Tand gehört zu jedem Spektakel, sei es nun ein Formel-1-Rennen, ein Popkonzert oder eine buddhistische Unterweisung. Rückschlüsse auf die Ernsthaftigkeit des Publikums erlaubt er nicht. Kevin lebt in einer Gruppe von Mönchen in Italien , stammt aber aus dem englischen Norwich. Der schmale junge Mann mit dem ruhigen Lächeln und den Ledersandalen ist seit vier Jahren Mönch und ungefähr zehn Jahre Anhänger seiner Heiligkeit. „Ich habe im Buddhismus viele Antworten für mein Leben gefunden“, sagt er. Es sei „phantastisch, wie es einem Menschen möglich ist, durch die Weiterentwicklung von Bewusstsein und Gefühl positive Wirkungen hervorzubringen, die jedem, der mit ihm zu tun hat, direkt nutzen“. Der Dalai Lama sei ihm ein Symbol für „totalen Frieden, Toleranz, Humanität und Achtsamkeit“.
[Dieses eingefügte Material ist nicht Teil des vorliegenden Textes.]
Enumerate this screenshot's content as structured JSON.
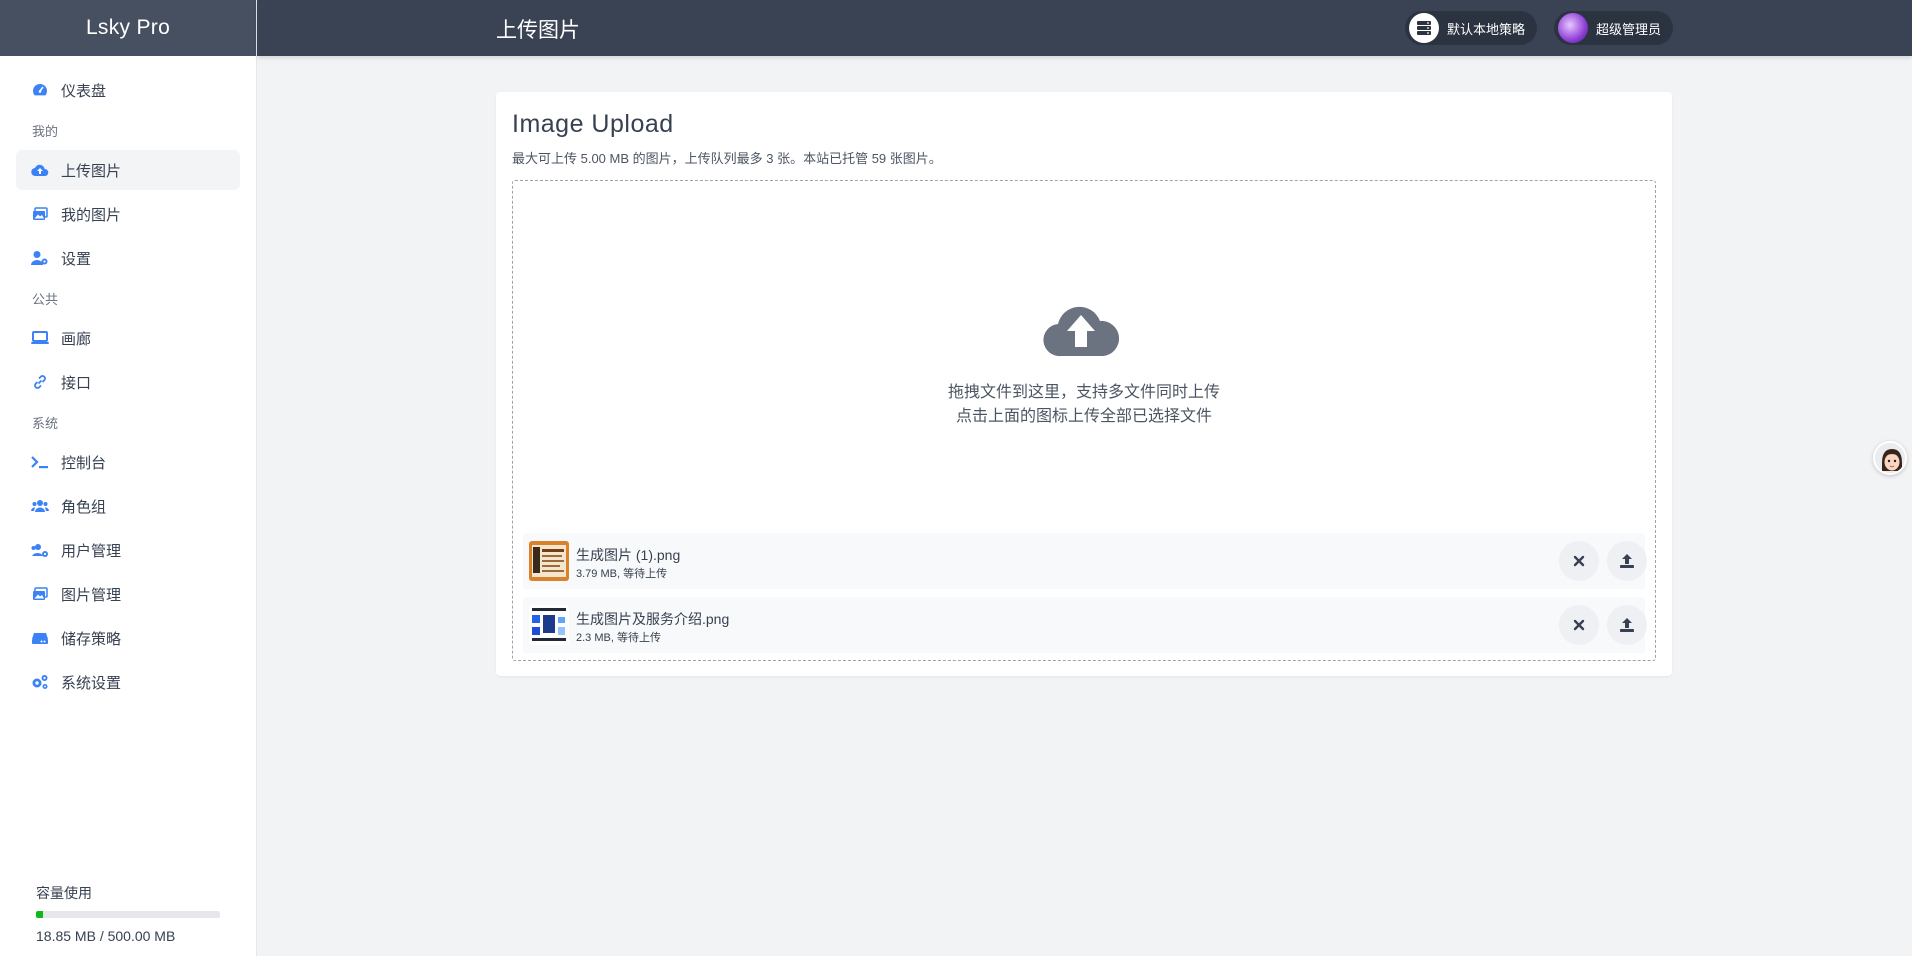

Suzanne Liebermann aus Bielefeld , angereist mit modischer Sonnenbrille und buntem T-Shirt, ist das genaue Gegenteil zu Kevin - zumindest äußerlich. Sie bewundert „die unheimliche Präsenz des Dalai Lama“. Der Buddhismus „ist einfach eine Philosophie, die glaubhaft vorgelebt wird und mir zusagt.“ Ihre Freundin Dorothea Heumann aus Göttingen ist schon länger an Bord und meditiert täglich bis zu einer Stunde. Durch den Buddhismus hat sie sogar wieder einen Zugang zum Katholizismus ihres Elternhauses gefunden. „Aber der Dalai Lama ist für mich trotzdem authentischer als der Papst .“ Sie hat sich ein Dauerticket für die vier Tage gekauft. So etwas kostet zwischen 125 und 230 Euro.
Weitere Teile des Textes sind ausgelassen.